Yes. To bring this full circle, so the stretch is not localized in the threads.
 
Yes. To bring this full circle, so the stretch is not localized in the threads.
Or to get stretch at a much lower clamping force than would ever occur at the threads due to cross section.

Point is, when they want a large bolt but don’t want it to hold *too* tight, for whatever combination of reasons.

On the euro cars I’ve worked on this was because they usually threaded into inserts that can’t be changed, but not the case here with the separate nut.
 
Looks like a typical Toyota suspension bolt. The front sway bar bolts are the same. The taper at the end makes it easier to get the bolt in straight without cross-threading if things aren't perfectly aligned, especially if you're going through a suspension part (i.e. if you have an arm with a bushing that sits in a cradle).

I can't exactly speak to why the whole bolt isn't threaded, but partial threads are pretty typical on longer bolts. The neck near the flange being slightly larger is probably to ensure a tighter fit where the flange head clamps into the mount. Then again I'm not an engineer, I'm just guessing. I do know flanged bolts have a lot more holding strength than regular hex bolts, even when the latter use a washer.
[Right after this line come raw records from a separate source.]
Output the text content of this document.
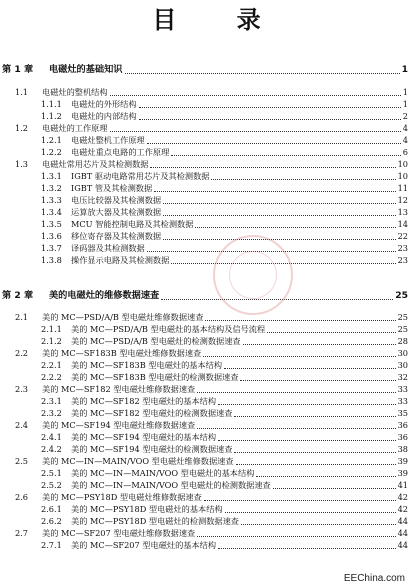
目 录
第 1 章	电磁灶的基础知识	1
1.1	电磁灶的整机结构	1
1.1.1	电磁灶的外形结构	1
1.1.2	电磁灶的内部结构	2
1.2	电磁灶的工作原理	4
1.2.1	电磁灶整机工作原理	4
1.2.2	电磁灶重点电路的工作原理	6
1.3	电磁灶常用芯片及其检测数据	10
1.3.1	IGBT 驱动电路常用芯片及其检测数据	10
1.3.2	IGBT 管及其检测数据	11
1.3.3	电压比较器及其检测数据	12
1.3.4	运算放大器及其检测数据	13
1.3.5	MCU 智能控制电路及其检测数据	14
1.3.6	移位寄存器及其检测数据	22
1.3.7	译码器及其检测数据	23
1.3.8	操作显示电路及其检测数据	23
第 2 章	美的电磁灶的维修数据速查	25
2.1	美的 MC—PSD/A/B 型电磁灶维修数据速查	25
2.1.1	美的 MC—PSD/A/B 型电磁灶的基本结构及信号流程	25
2.1.2	美的 MC—PSD/A/B 型电磁灶的检测数据速查	28
2.2	美的 MC—SF183B 型电磁灶维修数据速查	30
2.2.1	美的 MC—SF183B 型电磁灶的基本结构	30
2.2.2	美的 MC—SF183B 型电磁灶的检测数据速查	32
2.3	美的 MC—SF182 型电磁灶维修数据速查	33
2.3.1	美的 MC—SF182 型电磁灶的基本结构	33
2.3.2	美的 MC—SF182 型电磁灶的检测数据速查	35
2.4	美的 MC—SF194 型电磁灶维修数据速查	36
2.4.1	美的 MC—SF194 型电磁灶的基本结构	36
2.4.2	美的 MC—SF194 型电磁灶的检测数据速查	38
2.5	美的 MC—IN—MAIN/VOO 型电磁灶维修数据速查	39
2.5.1	美的 MC—IN—MAIN/VOO 型电磁灶的基本结构	39
2.5.2	美的 MC—IN—MAIN/VOO 型电磁灶的检测数据速查	41
2.6	美的 MC—PSY18D 型电磁灶维修数据速查	42
2.6.1	美的 MC—PSY18D 型电磁灶的基本结构	42
2.6.2	美的 MC—PSY18D 型电磁灶的检测数据速查	44
2.7	美的 MC—SF207 型电磁灶维修数据速查	44
2.7.1	美的 MC—SF207 型电磁灶的基本结构	44
EEChina.com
FWIW now that you have it I would use the Toyota part, if for no other reasons than (a) it's probably less prone to rusting than whatever you sourced and (b) it might be stronger than grade 8. Also I'd be inclined to use some loctite on it if you didn't already, so this is your chance to apply a bit. But in practical terms if the bolt you have is holding tight you could probably leave it and it would be fine for the next 500k miles.
 
Ah, yeah, pretty standard Toyota suspension bolt. The diameter change is also in large part because the threads are rolled, not cut.

Based on the description this is more what I was imagining..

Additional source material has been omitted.